Everton, of course, will be hoping that that ‘somewhere else’ is on Merseyside, and it’s not hard to see why they were so keen to bring him back.
Deulofeu’s first spell at Everton coincided with a successful season for the club under new manager Roberto Martinez, with the introduction of a refreshing brand of football almost securing Champions League football for the first time since 2005. Although the then 19-year-old was used primarily as an impact sub, his direct running, infectious attitude and occasional flashes of brilliance (such as in his equalising goal against Arsenal in December) ensured that he came to exemplify the ‘new’ Everton then emerging under Martinez.
The 2014/15 season was much more difficult for Everton though and they will be hoping that, although the player undoubtedly remains a work-in-progress, Deulofeu’s return will provide them with the dynamism and penetration their play lacked for much of last season. They will also hope that the youngster’s status as a firm fan favourite will help to improve an atmosphere that, so positive during the first year of Martinez’s reign, bordered on the poisonous for much of the second. If he can manage that, then the €6 million (£4.2m) they have had to pay to secure his signature may prove to be an absolutely bargain.

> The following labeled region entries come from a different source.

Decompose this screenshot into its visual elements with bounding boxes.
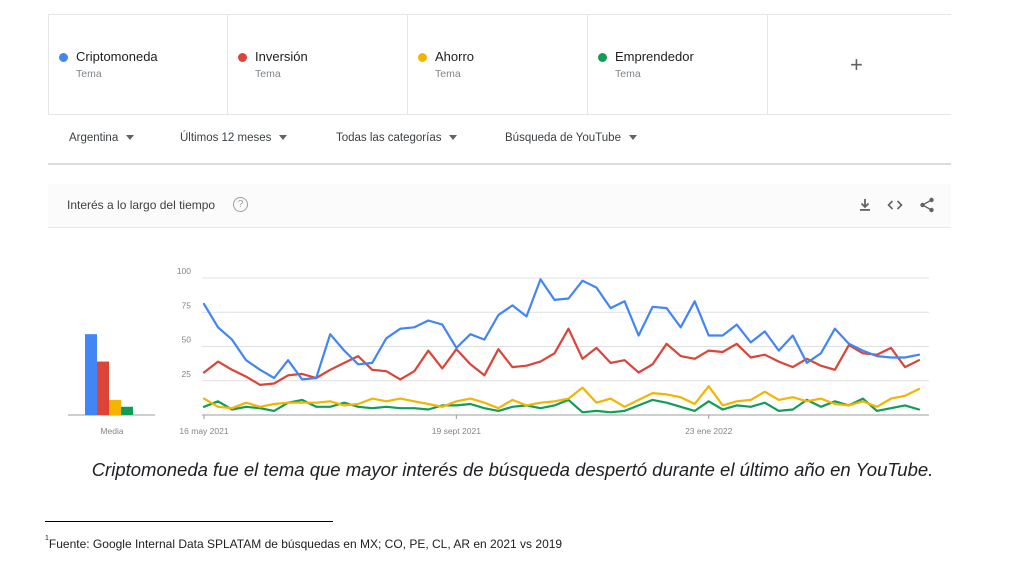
term-name: Inversión xyxy=(255,49,308,64)
source-filter-label: Búsqueda de YouTube xyxy=(505,132,621,144)
term-color-dot xyxy=(418,53,427,62)
category-filter-dropdown[interactable]: Todas las categorías xyxy=(336,132,458,144)
term-color-dot xyxy=(59,53,68,62)
period-filter-dropdown[interactable]: Últimos 12 meses xyxy=(180,132,288,144)
comparison-terms-bar: Criptomoneda Tema Inversión Tema Ahorro … xyxy=(48,14,951,115)
series-line-criptomoneda xyxy=(202,278,921,381)
add-term-button[interactable]: + xyxy=(768,15,951,114)
category-filter-label: Todas las categorías xyxy=(336,132,442,144)
series-line-inversión xyxy=(202,327,921,386)
axis-labels: 25 50 75 100 16 may 2021 19 sept 2021 23 ene 2… xyxy=(100,266,732,436)
average-bars xyxy=(85,334,133,415)
chart-caption: Criptomoneda fue el tema que mayor inter… xyxy=(91,459,934,480)
average-bar-emprendedor xyxy=(121,406,133,415)
filter-bar: Argentina Últimos 12 meses Todas las cat… xyxy=(48,114,951,165)
card-title: Interés a lo largo del tiempo xyxy=(67,198,216,212)
series-line-emprendedor xyxy=(202,397,921,414)
interest-over-time-card: Interés a lo largo del tiempo ? xyxy=(48,184,951,446)
x-tick-label: 19 sept 2021 xyxy=(432,426,481,436)
region-filter-dropdown[interactable]: Argentina xyxy=(69,132,135,144)
source-filter-dropdown[interactable]: Búsqueda de YouTube xyxy=(505,132,637,144)
y-tick-label: 100 xyxy=(177,266,191,276)
share-icon[interactable] xyxy=(918,196,936,214)
term-color-dot xyxy=(238,53,247,62)
period-filter-label: Últimos 12 meses xyxy=(180,132,272,144)
x-tick-label: 23 ene 2022 xyxy=(685,426,733,436)
y-tick-label: 75 xyxy=(182,300,192,310)
plus-icon: + xyxy=(850,52,863,77)
caret-down-icon xyxy=(628,135,637,141)
term-kind: Tema xyxy=(435,68,461,80)
footnote-marker: 1 xyxy=(45,535,49,542)
term-name: Emprendedor xyxy=(615,49,694,64)
caret-down-icon xyxy=(126,135,135,141)
term-card-inversion[interactable]: Inversión Tema xyxy=(228,15,408,114)
caret-down-icon xyxy=(449,135,458,141)
average-bar-inversión xyxy=(97,361,109,415)
download-icon[interactable] xyxy=(856,196,874,214)
card-header: Interés a lo largo del tiempo ? xyxy=(48,184,951,228)
term-color-dot xyxy=(598,53,607,62)
x-tick-label: 16 may 2021 xyxy=(179,426,228,436)
footnote-text: Fuente: Google Internal Data SPLATAM de … xyxy=(48,537,563,551)
y-tick-label: 50 xyxy=(182,335,192,345)
term-kind: Tema xyxy=(76,68,102,80)
term-kind: Tema xyxy=(615,68,641,80)
term-card-ahorro[interactable]: Ahorro Tema xyxy=(408,15,588,114)
region-filter-label: Argentina xyxy=(69,132,119,144)
footnote-divider xyxy=(45,521,333,523)
chart-grid xyxy=(68,277,929,419)
term-card-emprendedor[interactable]: Emprendedor Tema xyxy=(588,15,768,114)
series-line-ahorro xyxy=(202,385,921,410)
series-lines xyxy=(202,278,921,414)
caret-down-icon xyxy=(279,135,288,141)
help-icon[interactable]: ? xyxy=(233,197,248,212)
average-bar-criptomoneda xyxy=(85,334,97,415)
term-kind: Tema xyxy=(255,68,281,80)
term-card-criptomoneda[interactable]: Criptomoneda Tema xyxy=(48,15,228,114)
term-name: Criptomoneda xyxy=(76,49,158,64)
embed-code-icon[interactable] xyxy=(886,196,904,214)
interest-line-chart: 25 50 75 100 16 may 2021 19 sept 2021 23 ene 2… xyxy=(68,266,929,436)
term-name: Ahorro xyxy=(435,49,475,64)
average-label: Media xyxy=(100,426,123,436)
footnote: 1Fuente: Google Internal Data SPLATAM de… xyxy=(45,535,563,551)
average-bar-ahorro xyxy=(109,399,121,415)
y-tick-label: 25 xyxy=(182,369,192,379)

From the player’s perspective, the move also represents an excellent opportunity to put the disappointment of last season behind him, kick-start his own personal development again and begin to realise the undoubted potential he still possesses.
The unsuccessful Sevilla stint means there remains some work to be done in this regard. As Emery’s comments suggest, special effort is required to improve Deulofeu’s work rate, teamwork and tactical discipline. His decision-making at critical moments must also improve.
But the initial signs are positive.
The fact that the player rejected another loan move in favour of a permanent transfer suggests that he realises that he is at an important juncture in his career and is prepared to grasp the opportunity that has presented itself. The player will of course also be returning to familiar surroundings and, more importantly, somewhere he feels valued by both manager and supporters alike. If Martinez can harness the mutual respect and affection that exists between the pair to get the best out of Deulofeu then both the player and the club will reap the rewards.
Barcelona, too, have been clever. In insisting that the deal with Everton involves a buy-back clause for the first two years and first option on his sale after that, the Blaugrana have taken out a solid insurance policy. Still only 21, they know full well that, given the right guidance, their former protégé has every chance of scaling the heights he has long been thought capable of. If he does fulfil his indisputable potential, then Barcelona will be the first in the queue to secure his signature; no doubt at a reasonable price.
If that return to the Camp Nou does become a reality, then it will be an indication that the decision to seek pastures new was the correct one for Deulofeu at this stage of his career. Everton, on the other hand, will have benefited, for at least a few years, from having a genuine game-changer amidst their ranks; a more polished version of the player they had inherited two years ago and one with the attributes to engender a return to the feel-good atmosphere that pervaded the club during his first spell there. Barca, meanwhile, will get to see a belated profit on their 11-year investment in a precocious talent who may have needed to fledge the nest to learn how to fly.
Should that outcome transpire, this transfer will have been a successful one for all three parties concerned. It is not often you get the chance to say that but, then again, Deulofeu always has been a special case.